Präparodontalchirurgische OP-Planung

Vergleichende Untersuchung konventioneller PSA- und DVT-Aufnahmen

Für die präparodontalchirurgische Diagnostik stehen neben den klinischen Befunden die konventionelle Rechtwinkeltechnik und die Panoramaschichtaufnahme (PSA) zur Verfügung. Diese bewährten zweidimensionalen Verfahren haben im Bereich der Furkations­diagnostik und bei der exakten Bestimmung der Defektmorphologie von infraalveolären Defekten ihre Limitationen (Topoll, Streletz et al. 1988, Streletz, Topoll et al. 1989).

Seit einigen Jahren steht neben der Computertomografie (CT) die strahlungsärmere Variante der Dentalen Volumentomografie (DVT) zur Bestimmung der dritten Dimension zur Verfügung (Schulze, Heiland et al. 2004, Mozzo, Procacci et al. 1998). Beide bildgebenden Verfahren haben sich im Bereich der implantologischen Diagnostik bewährt. Die parodontologische Indikation für ein DVT ist seit ­einigen Jahren Gegenstand wissenschaftlicher Untersuchungen und Veröffentlichungen (Mengel, Candir et al. 2005; Misch, Yi et al. 2006; Kasaj und Willers­hausen 2007,Ito, Yoshinuma et al. 2001; Vandenberghe, Jacobs et al. 2007; Mol und Balasundaram 2008; Walter, Kaner et al. 2009,Walter, Weiger et al. 2010). Ziel dieser Untersuchung war es, mögliche Vorteile ­einer präparodontalchirurgischen Diagnostik mittels DVT im Vergleich zum PSA allein zu evaluieren.
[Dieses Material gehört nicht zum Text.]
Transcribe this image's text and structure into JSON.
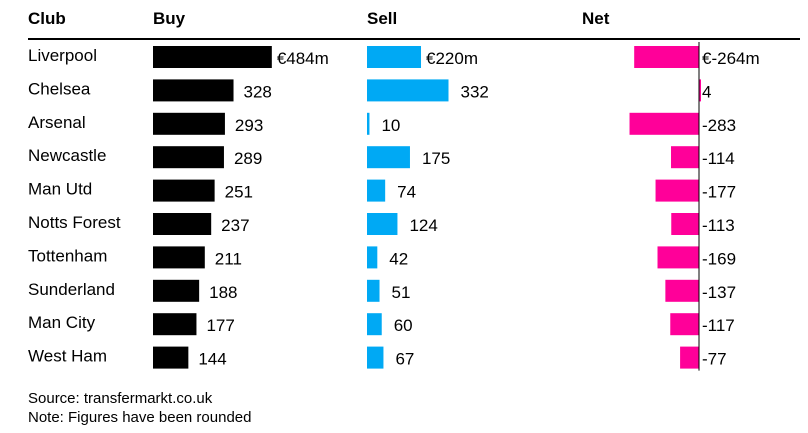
{
  "headers": {
    "club": "Club",
    "buy": "Buy",
    "sell": "Sell",
    "net": "Net"
  },
  "chart_data": {
    "type": "bar",
    "categories": [
      "Liverpool",
      "Chelsea",
      "Arsenal",
      "Newcastle",
      "Man Utd",
      "Notts Forest",
      "Tottenham",
      "Sunderland",
      "Man City",
      "West Ham"
    ],
    "series": [
      {
        "name": "Buy",
        "values": [
          484,
          328,
          293,
          289,
          251,
          237,
          211,
          188,
          177,
          144
        ],
        "labels": [
          "€484m",
          "328",
          "293",
          "289",
          "251",
          "237",
          "211",
          "188",
          "177",
          "144"
        ]
      },
      {
        "name": "Sell",
        "values": [
          220,
          332,
          10,
          175,
          74,
          124,
          42,
          51,
          60,
          67
        ],
        "labels": [
          "€220m",
          "332",
          "10",
          "175",
          "74",
          "124",
          "42",
          "51",
          "60",
          "67"
        ]
      },
      {
        "name": "Net",
        "values": [
          -264,
          4,
          -283,
          -114,
          -177,
          -113,
          -169,
          -137,
          -117,
          -77
        ],
        "labels": [
          "€-264m",
          "4",
          "-283",
          "-114",
          "-177",
          "-113",
          "-169",
          "-137",
          "-117",
          "-77"
        ]
      }
    ],
    "unit": "€m",
    "colors": {
      "buy": "#000000",
      "sell": "#00a9f4",
      "net": "#ff0099"
    }
  },
  "footer": {
    "source": "Source: transfermarkt.co.uk",
    "note": "Note: Figures have been rounded"
  }
}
Weiterhin sollte der Einfluss auf die Therapieentscheidung untersucht werden.

Material und Methoden


In die Untersuchung wurden insgesamt neun Patienten (fünf Frauen und vier Männer) mit einem Durchschnittsalter von 46,2 Jahren und der Diagnose generalisierte chronische Parodontitis einbezogen. Die Rekrutierung der Patienten erfolgte im Zeitraum von November 2009 bis Januar 2011. Sechs Wochen nach antiinfektiöser nichtchirurgischer Therapie (Scaling und Root Planing mittels Airscaler, subgingivalen Airpolishing mittels Airflow im Rahmen einer Full-Mouth-Therapie), erfolgte die Reevaluation und die Patientenselektion. In die Untersuchung aufgenommen wurden Patienten mit persistierenden pathologischen und vertieften Sondierungstiefen (ST) $6mm und Patienten mit auf dem PSA sichtbaren Vertikaldefekten (Abb. 1a–e).

Klinische Diagnostik

Die klinische Diagnostik erfolgte durch den Erstuntersucher (D.P.). Zur Aufnahme des klinischen Reevaluationstatus wurde der Parodontalstatus von Parostatus.de verwendet. Zur Vermessung der Sondierungstiefen (ST) kam eine druckkalibrierte Sonde zur Anwendung (YDM #5; KKD). Neben den Sondierungstiefen wurde der Attachmentlevel und der Furkationsgrad notiert. Beim Furkationsgrad erfolgte die klinische Ein­teilung nach Hamp (Hamp, Nyman et al. 1975). Für die Furkationsdiagnostik wurde die 3mm skalierte Nabers-Sonde (PQ2N; Hu-Friedy) verwendet. Die für die Untersuchung relevanten infra­alveolären Defekte und Furkationsbefallene oder Furkationsverdächtige Zähne wurden vom Erstuntersucher festgelegt. Erstellte oder vorhandene Panoramaschichtaufnahmen wurden bei der Festlegung berücksichtigt.

PSA – Diagnostik/Analyse

Durch den Zweituntersucher (K.P.) erfolgte die Auswertung der Panoramaschichtaufnahme (PSA) ohne Kenntnis der klinischen Befunde. Die verwendeten PSA waren zum Zeitpunkt der Reevaluation nicht älter als zehn ­Monate (4x0 Monate, 3x4 Monate, 1x3 Monate, 1x2 Monate). Für die Erstellung der PSA wurde das digitale Gerät der Fa. Sirona, Sidexis XG-plus, verwendet. Bei der Vermessung vertikaler Komponenten wurde ein fester Umrechnungsfaktor (1,25) bestimmt. Die Vertikalvermessung erfolgte entlang der Wurzeloberfläche vom tiefsten Punkt der radiologisch sichtbaren infraalveolären Komponente bis zum höchsten krestal sichtbaren Anteil des Limbus alveolaris. Weiterhin konnte optional zwischen
1-Wand- oder 2/3-Wand-Komponenten gewählt werden. Bei der Beurteilung furkationsbefallener Zähne konnte der Zweituntersucher zwischen „obvious“ = offensichtlicher und „supposed“ = vermuteter Furkationsbefall wählen. Bei keinem Verdacht auf einen Furkationsbefall erfolgte die Eintragung 0.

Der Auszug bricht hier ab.